Something else you need to consider is whether you need a “church and state” clause to your content and your commerce. Basically, you should think about if your brand could benefit from pairing content and commerce together in one place to complement one another or if they should be separated entirely.
Your editorial calendar
You have the maps drawn up for the new addition to your marketing team; now it’s time to map out when you’re building what. The easiest way to keep track of your content marketing is to maintain an editorial and social media calendar. A simple but essential tool for all bloggers, publishers, editors, and writers, these calendars are fantastic tools to align your short- and long-term content marketing goals. A marketing calendar with key seasonal dates, industry events, and other general dates can go a long way for your strategy.

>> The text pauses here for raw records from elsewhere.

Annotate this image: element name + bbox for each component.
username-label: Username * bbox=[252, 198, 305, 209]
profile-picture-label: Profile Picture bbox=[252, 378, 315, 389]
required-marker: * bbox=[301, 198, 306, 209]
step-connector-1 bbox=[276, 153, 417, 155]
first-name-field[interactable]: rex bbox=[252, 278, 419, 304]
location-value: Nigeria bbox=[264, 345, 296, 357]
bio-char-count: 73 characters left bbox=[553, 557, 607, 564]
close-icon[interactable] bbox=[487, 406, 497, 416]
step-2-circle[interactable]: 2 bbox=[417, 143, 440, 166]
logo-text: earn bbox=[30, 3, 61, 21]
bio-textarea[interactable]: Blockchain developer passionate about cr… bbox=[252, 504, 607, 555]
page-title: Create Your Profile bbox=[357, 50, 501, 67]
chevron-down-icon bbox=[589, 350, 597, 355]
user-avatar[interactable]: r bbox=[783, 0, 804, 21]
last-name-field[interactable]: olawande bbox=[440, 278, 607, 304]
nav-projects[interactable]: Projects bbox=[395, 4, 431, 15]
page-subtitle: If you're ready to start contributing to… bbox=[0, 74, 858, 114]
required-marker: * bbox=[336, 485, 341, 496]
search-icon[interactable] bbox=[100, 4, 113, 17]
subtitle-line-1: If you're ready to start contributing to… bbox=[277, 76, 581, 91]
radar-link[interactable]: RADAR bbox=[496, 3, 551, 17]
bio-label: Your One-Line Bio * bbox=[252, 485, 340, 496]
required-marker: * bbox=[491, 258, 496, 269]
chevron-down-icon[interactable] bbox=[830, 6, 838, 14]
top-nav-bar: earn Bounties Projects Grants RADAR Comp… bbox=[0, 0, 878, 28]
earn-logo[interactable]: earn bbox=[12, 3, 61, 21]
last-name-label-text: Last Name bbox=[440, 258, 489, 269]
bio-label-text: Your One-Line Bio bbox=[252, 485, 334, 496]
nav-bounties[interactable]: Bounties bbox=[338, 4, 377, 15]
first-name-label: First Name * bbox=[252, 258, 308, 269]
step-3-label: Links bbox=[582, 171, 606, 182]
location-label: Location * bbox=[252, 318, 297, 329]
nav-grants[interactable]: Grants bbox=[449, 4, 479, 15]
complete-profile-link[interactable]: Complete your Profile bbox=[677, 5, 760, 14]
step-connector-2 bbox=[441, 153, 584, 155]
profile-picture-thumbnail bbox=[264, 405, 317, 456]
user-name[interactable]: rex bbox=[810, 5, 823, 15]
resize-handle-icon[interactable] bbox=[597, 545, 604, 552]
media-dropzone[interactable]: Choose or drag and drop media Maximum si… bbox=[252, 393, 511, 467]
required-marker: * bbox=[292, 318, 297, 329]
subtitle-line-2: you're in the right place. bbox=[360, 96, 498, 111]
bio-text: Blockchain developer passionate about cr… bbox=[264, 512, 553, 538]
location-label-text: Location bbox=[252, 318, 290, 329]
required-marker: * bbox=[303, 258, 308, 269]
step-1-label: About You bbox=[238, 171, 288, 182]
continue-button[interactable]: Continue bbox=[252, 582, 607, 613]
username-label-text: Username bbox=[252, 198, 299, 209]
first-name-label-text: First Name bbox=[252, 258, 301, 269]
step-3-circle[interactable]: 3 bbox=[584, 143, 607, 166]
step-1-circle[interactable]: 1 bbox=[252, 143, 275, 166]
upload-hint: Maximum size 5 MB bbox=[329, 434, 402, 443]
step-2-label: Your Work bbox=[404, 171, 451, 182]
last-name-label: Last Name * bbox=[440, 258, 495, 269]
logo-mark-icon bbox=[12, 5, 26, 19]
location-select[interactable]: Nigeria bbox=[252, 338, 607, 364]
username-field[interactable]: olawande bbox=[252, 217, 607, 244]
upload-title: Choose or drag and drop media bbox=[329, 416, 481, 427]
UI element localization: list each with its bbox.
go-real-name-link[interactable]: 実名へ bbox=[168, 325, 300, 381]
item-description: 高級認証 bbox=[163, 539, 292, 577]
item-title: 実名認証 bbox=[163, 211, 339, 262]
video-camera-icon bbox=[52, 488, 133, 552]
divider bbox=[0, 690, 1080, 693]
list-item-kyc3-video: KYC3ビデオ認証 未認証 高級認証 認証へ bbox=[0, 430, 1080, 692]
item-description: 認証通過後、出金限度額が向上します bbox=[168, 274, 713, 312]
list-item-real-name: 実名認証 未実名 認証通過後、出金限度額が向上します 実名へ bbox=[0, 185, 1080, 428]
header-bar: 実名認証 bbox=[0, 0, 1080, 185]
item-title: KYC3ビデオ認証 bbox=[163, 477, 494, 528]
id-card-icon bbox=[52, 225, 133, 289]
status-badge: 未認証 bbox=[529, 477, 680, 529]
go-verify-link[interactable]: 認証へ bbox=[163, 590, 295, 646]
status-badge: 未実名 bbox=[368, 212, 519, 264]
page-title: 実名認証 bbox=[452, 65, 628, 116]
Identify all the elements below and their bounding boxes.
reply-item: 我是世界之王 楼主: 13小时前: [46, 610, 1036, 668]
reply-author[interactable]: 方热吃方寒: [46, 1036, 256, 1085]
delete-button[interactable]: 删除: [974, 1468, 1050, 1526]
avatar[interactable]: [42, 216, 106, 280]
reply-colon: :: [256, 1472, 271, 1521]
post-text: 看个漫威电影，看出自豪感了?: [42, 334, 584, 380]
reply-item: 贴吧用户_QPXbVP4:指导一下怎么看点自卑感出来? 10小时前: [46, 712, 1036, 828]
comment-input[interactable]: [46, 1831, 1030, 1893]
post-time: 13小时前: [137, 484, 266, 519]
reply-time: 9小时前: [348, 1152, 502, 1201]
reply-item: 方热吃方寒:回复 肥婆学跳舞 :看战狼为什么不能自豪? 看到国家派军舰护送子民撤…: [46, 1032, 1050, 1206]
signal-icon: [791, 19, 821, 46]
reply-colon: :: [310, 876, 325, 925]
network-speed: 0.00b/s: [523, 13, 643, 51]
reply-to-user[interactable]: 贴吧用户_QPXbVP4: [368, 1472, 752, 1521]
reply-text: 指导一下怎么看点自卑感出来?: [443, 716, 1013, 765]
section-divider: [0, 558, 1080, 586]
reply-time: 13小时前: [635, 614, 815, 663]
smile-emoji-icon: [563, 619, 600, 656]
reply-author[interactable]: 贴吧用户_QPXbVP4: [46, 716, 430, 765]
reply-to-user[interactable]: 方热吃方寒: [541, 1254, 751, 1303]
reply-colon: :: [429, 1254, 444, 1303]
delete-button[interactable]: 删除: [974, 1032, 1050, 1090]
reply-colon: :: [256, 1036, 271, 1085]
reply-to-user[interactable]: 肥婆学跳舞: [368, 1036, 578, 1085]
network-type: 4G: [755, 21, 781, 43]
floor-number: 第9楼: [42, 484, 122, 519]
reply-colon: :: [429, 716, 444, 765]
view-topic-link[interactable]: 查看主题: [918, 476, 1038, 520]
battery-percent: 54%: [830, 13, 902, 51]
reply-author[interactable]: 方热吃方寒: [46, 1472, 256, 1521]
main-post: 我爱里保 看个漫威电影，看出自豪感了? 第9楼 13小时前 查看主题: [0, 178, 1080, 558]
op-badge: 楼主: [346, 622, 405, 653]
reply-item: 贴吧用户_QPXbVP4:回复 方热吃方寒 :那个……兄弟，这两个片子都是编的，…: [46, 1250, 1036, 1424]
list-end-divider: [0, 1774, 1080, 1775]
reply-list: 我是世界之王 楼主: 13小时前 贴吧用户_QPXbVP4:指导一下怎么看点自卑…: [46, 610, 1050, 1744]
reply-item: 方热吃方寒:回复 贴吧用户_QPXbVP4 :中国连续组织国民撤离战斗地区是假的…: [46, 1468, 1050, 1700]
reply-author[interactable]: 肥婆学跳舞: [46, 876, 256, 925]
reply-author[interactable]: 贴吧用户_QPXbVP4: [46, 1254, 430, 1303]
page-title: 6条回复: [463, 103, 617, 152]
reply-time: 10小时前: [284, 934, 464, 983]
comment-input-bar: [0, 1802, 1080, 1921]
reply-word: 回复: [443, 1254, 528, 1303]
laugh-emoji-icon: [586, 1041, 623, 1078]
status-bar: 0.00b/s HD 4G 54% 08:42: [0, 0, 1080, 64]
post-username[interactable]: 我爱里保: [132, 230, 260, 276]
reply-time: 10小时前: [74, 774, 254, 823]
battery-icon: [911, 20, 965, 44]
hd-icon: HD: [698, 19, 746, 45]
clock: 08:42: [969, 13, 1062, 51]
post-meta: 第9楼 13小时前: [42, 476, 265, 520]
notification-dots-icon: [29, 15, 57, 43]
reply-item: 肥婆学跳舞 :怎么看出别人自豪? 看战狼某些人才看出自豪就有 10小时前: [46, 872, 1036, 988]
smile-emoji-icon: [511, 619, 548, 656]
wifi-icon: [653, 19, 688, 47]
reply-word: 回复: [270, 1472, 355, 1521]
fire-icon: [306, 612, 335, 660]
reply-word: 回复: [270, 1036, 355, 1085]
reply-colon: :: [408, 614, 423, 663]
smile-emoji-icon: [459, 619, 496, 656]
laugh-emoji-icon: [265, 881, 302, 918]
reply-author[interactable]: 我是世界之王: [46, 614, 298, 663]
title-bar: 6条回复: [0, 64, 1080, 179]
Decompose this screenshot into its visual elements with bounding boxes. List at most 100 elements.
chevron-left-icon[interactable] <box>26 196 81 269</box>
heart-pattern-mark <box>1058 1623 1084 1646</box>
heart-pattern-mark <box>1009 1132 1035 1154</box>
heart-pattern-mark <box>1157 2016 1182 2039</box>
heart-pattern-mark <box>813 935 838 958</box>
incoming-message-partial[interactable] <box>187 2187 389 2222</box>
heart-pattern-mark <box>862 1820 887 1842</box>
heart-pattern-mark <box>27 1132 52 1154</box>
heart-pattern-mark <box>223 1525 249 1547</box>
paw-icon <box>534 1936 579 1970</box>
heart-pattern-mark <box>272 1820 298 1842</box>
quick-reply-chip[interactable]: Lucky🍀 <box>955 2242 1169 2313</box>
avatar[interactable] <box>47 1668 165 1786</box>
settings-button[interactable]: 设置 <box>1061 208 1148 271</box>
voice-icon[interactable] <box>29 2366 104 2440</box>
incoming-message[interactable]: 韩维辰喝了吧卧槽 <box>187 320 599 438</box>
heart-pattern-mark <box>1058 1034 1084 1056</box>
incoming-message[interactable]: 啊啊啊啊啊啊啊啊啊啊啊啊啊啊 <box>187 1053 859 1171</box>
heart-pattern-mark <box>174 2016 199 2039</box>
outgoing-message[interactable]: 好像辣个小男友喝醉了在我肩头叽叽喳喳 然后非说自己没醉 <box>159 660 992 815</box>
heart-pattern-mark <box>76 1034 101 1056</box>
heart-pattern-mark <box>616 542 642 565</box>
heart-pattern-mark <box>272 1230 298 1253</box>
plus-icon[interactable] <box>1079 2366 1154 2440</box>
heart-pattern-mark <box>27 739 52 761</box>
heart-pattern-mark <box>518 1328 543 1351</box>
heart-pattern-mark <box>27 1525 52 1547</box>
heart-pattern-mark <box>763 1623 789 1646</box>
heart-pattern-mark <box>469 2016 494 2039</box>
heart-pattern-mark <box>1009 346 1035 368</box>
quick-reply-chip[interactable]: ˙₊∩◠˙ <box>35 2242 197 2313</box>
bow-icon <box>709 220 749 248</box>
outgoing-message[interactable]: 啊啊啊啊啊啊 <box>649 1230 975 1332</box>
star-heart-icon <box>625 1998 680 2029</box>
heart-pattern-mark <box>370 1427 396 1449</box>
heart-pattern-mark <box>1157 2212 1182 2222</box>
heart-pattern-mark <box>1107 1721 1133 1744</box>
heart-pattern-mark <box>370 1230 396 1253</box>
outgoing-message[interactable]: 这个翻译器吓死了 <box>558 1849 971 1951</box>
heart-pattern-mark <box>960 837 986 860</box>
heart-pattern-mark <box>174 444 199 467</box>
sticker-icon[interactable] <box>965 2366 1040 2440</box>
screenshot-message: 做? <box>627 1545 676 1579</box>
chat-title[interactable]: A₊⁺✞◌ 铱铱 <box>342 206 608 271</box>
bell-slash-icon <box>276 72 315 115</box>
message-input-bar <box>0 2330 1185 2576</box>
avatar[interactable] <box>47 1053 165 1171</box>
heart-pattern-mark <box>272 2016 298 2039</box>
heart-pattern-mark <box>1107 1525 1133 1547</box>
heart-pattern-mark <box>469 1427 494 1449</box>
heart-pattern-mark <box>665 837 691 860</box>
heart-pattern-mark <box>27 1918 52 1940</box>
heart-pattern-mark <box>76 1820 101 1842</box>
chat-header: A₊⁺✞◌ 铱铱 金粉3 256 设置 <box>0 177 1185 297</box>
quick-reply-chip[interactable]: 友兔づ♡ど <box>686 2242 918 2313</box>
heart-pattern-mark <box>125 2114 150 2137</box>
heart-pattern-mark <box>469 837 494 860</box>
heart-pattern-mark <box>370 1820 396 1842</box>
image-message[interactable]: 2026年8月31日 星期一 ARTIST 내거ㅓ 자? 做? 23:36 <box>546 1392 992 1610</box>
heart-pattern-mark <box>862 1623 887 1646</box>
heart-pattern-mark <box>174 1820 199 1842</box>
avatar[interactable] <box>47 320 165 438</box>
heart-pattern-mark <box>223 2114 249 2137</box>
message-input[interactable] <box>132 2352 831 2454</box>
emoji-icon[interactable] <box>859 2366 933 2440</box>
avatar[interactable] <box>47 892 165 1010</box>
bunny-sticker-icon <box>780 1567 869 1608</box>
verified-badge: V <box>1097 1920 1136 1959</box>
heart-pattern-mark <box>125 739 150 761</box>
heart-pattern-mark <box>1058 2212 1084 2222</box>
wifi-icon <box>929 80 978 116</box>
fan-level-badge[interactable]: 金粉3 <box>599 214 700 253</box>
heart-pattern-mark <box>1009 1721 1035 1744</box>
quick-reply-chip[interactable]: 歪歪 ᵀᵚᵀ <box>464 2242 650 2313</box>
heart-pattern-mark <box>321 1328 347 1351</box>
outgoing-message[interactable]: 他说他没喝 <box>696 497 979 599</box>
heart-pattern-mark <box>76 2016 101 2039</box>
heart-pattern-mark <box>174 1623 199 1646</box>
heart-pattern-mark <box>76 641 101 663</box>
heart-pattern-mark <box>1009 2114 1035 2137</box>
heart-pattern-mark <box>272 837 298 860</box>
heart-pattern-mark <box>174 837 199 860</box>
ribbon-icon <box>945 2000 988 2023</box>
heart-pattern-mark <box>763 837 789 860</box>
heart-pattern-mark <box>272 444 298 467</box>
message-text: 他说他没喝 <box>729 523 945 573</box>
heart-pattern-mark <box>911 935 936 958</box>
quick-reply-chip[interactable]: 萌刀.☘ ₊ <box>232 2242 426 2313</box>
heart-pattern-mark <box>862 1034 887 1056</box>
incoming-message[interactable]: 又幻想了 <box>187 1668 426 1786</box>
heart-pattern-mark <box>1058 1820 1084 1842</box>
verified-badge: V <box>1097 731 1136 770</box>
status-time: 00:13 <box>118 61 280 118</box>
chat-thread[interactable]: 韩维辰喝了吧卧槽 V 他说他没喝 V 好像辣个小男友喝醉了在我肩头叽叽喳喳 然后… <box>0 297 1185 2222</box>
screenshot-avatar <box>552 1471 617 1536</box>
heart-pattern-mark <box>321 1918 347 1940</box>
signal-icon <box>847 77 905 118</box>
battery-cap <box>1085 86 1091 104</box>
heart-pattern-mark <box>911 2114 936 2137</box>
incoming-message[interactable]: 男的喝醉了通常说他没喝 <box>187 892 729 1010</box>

Now, your editorial and social calendar do not have to be filled out just yet, but you do need to have some kind of system in place to keep track of when blog posts go live and when and where you are promoting them. An ideal calendar should include:
- Publish dates
- Article headlines
- Channel you are publishing to
- The status of any given piece
- Important industry dates, calendar events, holidays, etc.
You can download our editorial calendar template here.
Your social audience
Creating content is the first step; distributing it is the second. In order for your content to stand a chance, you need to get it in front of eyeballs and there are billions of them on social media platforms.
If your brand has other marketing departments, they’ll be able to guide you through the world of social media. If not, there are three things you must do.
- Choose a social media scheduler to keep track of your posts. Hootsuite or Buffer are popular choices and have freemium models.
- Curate content into your social media. Try these tools.
- Determine the ratio of paid vs. organic posts in your social media calendar. Circling back to your budget and audience, this is where you research which platforms are best for your budget and your audience. If your target audience isn’t on Facebook, don’t spend money on paid posts in Facebook.
Your metrics for success
Finally, you’ll need to set up the appropriate metrics on your site so you can track what’s working and what isn’t. This is where a Google account comes in handy. Set up Google Analytics so you can monitor the traffic coming to your site. It’s important to set parameters and markers for success and understand your data. Or take it to the next level and use a content marketing service like Quietly to measure the performance of your content a) against the entire content marketing funnel, and b) consistently across all of your company’s departments.
If you’ve carefully gone over your reasons for doing this, who you’re hoping to attract to your blog, how much money you can spend on this, where you will put the content, how you will schedule distribution of content and social, and have made steps to track metrics, you’re in great shape. Now all you need is a stellar content marketing team in place.